Память о мире — страница 1 из 13

Мелконян АгопПАМЯТЬ О МИРЕ

Предисловие

Эта печальная и путаная история понравилась мне, вероятно, потому, что в ней я обнаружил предмет тревоги любого современного ученого: неуверенность в конечном итоге начатого дела. В нашем мире царит хаос, каждый из нас зависит от всех остальных, так что благие намерения одно, а их реальные последствия — нечто совершенно иное.

Все началось с порядочного вороха нестандартных листов синей бумаги, купленного за бесценок в Афинах у какого-то заики. У старика был вид карманника, и наверняка единственной целью, которую, он преследовал, было дорваться до вожделенной бутылки узо.

Грек долго расписывал, обладателем какого сокровища я становлюсь, да еще уверял, будто «роман» (он величал эти листки романом) написан самим дьяволом, проживавшим некогда в его родном городке Кипарисии; точнее, автор спервоначала якобы явился в мир в образе сына божьего, но, поскольку душа у него оказалась железной, позднее он перевоплотился в Рогатого.

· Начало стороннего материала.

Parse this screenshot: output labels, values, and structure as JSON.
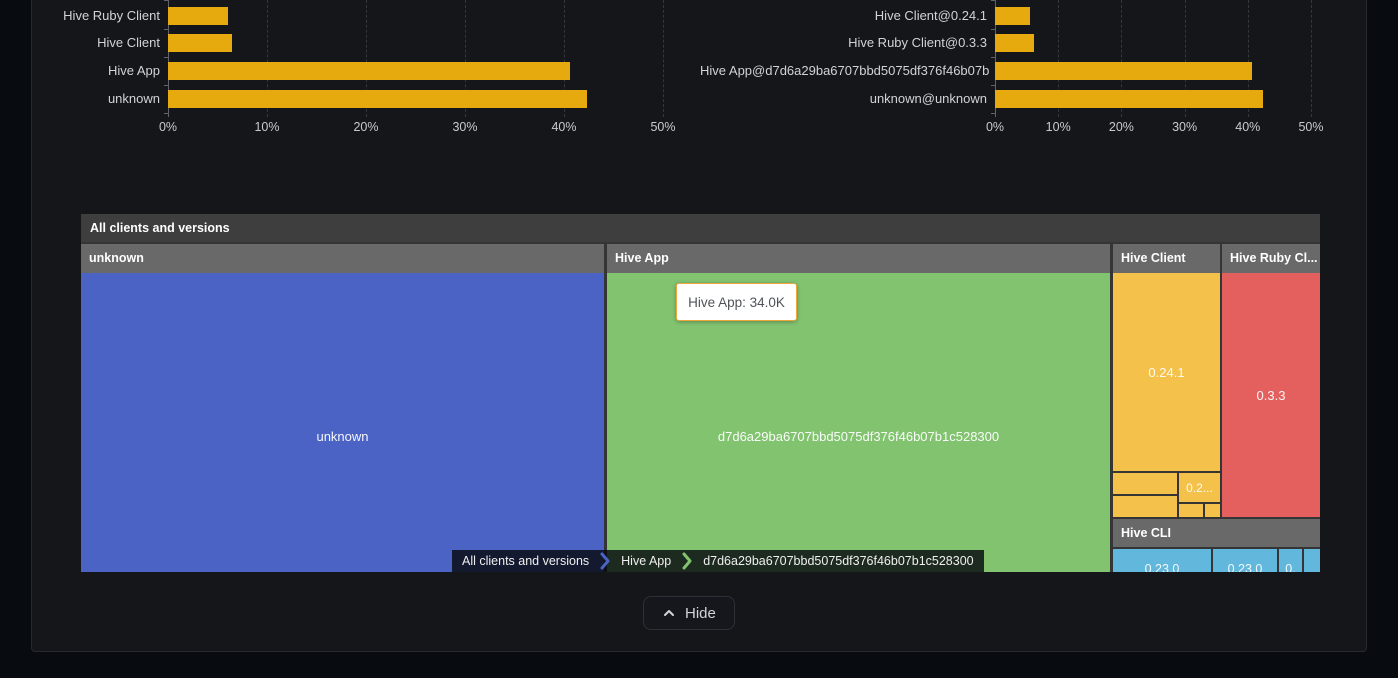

Ну, и так далее… Ясно, что во всю эту ахинею я ни секунды не верил, но разве может историк устоять перед искушением порыться в стопке никому не нужных бумаг?

Завернув свое приобретение в газету, я потащил его в гостиницу. Приведя в порядок и прочитав эти записки, я понял, что стал владельцем самого сентиментального на земле дневника.

Вначале я не мог разобраться, кто его автор, почему он писал такими длинными и странными фразами.

Мир он видел как бы в кривом зеркале, события утрачивали равновесие, сгущались до критической массы, подходя к грани, после которой — взрыв.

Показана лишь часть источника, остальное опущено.